Cardiovascular disease is the leading cause of death in the United States. One factor that increases the incidence of heart failure is aging. Several clinical reports have highlighted how physiological processes that regulate proper functioning of cardiac tissue decline as individual ages. One of these processes is regulated by the actions of PHLPP, a serine/threonine phosphatase that has been shown to regulate cell growth and survival through dephosphorylation of several members of the AGC kinase family including Akt. The levels of PHLPP expression have been associated with several diseases that are correlated with aging including cancer, diabetes and cardiovascular disease. With age, neurohormonal signaling like Akt becomes chronically activated. The role of PHLPP2 in cardiovascular pathology and the role of aging are unknown. Studies in this proposal will examine the mechanism of PHLPP2 protein expression with age and its effect on post- translational and epigenetic modifications. We hypothesize that PHLPP2 levels are altered with age and regulate epigenetic changes to influence transcriptional networks important for cellular homeostasis. We have demonstrated for the first time a novel interaction between PHLPP2 and the G-protein coupled receptor kinase 5 (GRK5) to regulate phenylephrine induced cardiomyocyte growth. Next generation sequencing uncovered transcriptional networks altered in the heart by PHLPP2 removal that regulates growth factor receptor signaling and metabolic processes. Mitochondria are critical for the energy required by the heart, and therefore, play an important role in survival and function of the cardiomyocytes. In the first aim using young and aged wild-type and PHLPP2 KO mice we will determine the mechanism of the regulation of PHLPP2 isoform expression in the heart with age and its effect on mitochondrial function basally and following ischemic injury.
Aim two will investigate the effect of posttranslational modification of GRK5 by PHLPP2 on its ability to regulate cardiac hypertrophy signaling. Lastly, in aim three we will define the epigenetic mechanisms required for PHLPP2 mediated regulation of transcriptional changes in vitro and in vivo that is important for cardiac homeostasis. Using both in vitro and in vivo systems we aim to test the proposed hypothesis and significantly impact our current understanding of cardiac outcome associated with epigenetic modifications. The long-term goal of this proposal is determine novel targets of PHLPP2 and uncover its mechanism of action in regulating cardiac growth and metabolic signaling with aging.

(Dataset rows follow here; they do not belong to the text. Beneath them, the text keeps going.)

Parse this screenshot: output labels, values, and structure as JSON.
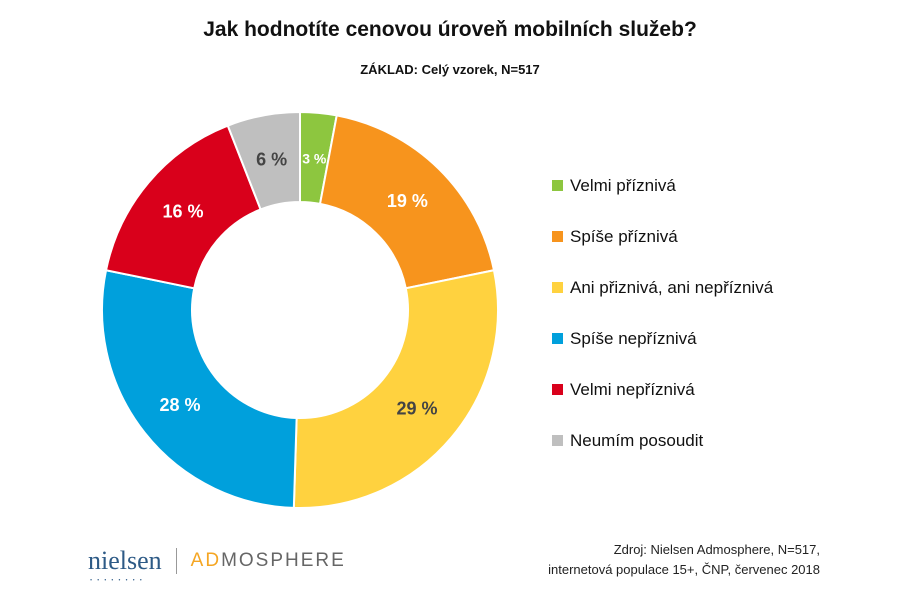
{
  "chart_data": {
    "type": "pie",
    "variant": "donut",
    "title": "Jak hodnotíte cenovou úroveň mobilních služeb?",
    "subtitle": "ZÁKLAD: Celý vzorek, N=517",
    "legend_position": "right",
    "categories": [
      "Velmi příznivá",
      "Spíše příznivá",
      "Ani přiznivá, ani nepříznivá",
      "Spíše nepříznivá",
      "Velmi nepříznivá",
      "Neumím posoudit"
    ],
    "values": [
      3,
      19,
      29,
      28,
      16,
      6
    ],
    "labels": [
      "3 %",
      "19 %",
      "29 %",
      "28 %",
      "16 %",
      "6 %"
    ],
    "colors": [
      "#8DC63F",
      "#F7941D",
      "#FFD23F",
      "#00A0DC",
      "#D9001B",
      "#BFBFBF"
    ],
    "label_colors": [
      "#ffffff",
      "#ffffff",
      "#444444",
      "#ffffff",
      "#ffffff",
      "#444444"
    ]
  },
  "source": {
    "line1": "Zdroj: Nielsen Admosphere, N=517,",
    "line2": "internetová populace 15+, ČNP, červenec 2018"
  },
  "logo": {
    "nielsen": "nielsen",
    "admosphere_ad": "AD",
    "admosphere_rest": "MOSPHERE"
  }
}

/RELEVANCE: Cardiovascular disease and development of heart failure are amongst the primary causes of death in the United States and worldwide. We have found that the phosphatase PHLPP2 increases with age in the heart and negatively regulates cardiac growth. Here we seek to further understand the regulation of PHLPP2 expression with age and cardiac injury and its regulation of cardiac homeostasis to determine the potential for PHLPP2 as a target for therapeutic strategies to improve cardiac function.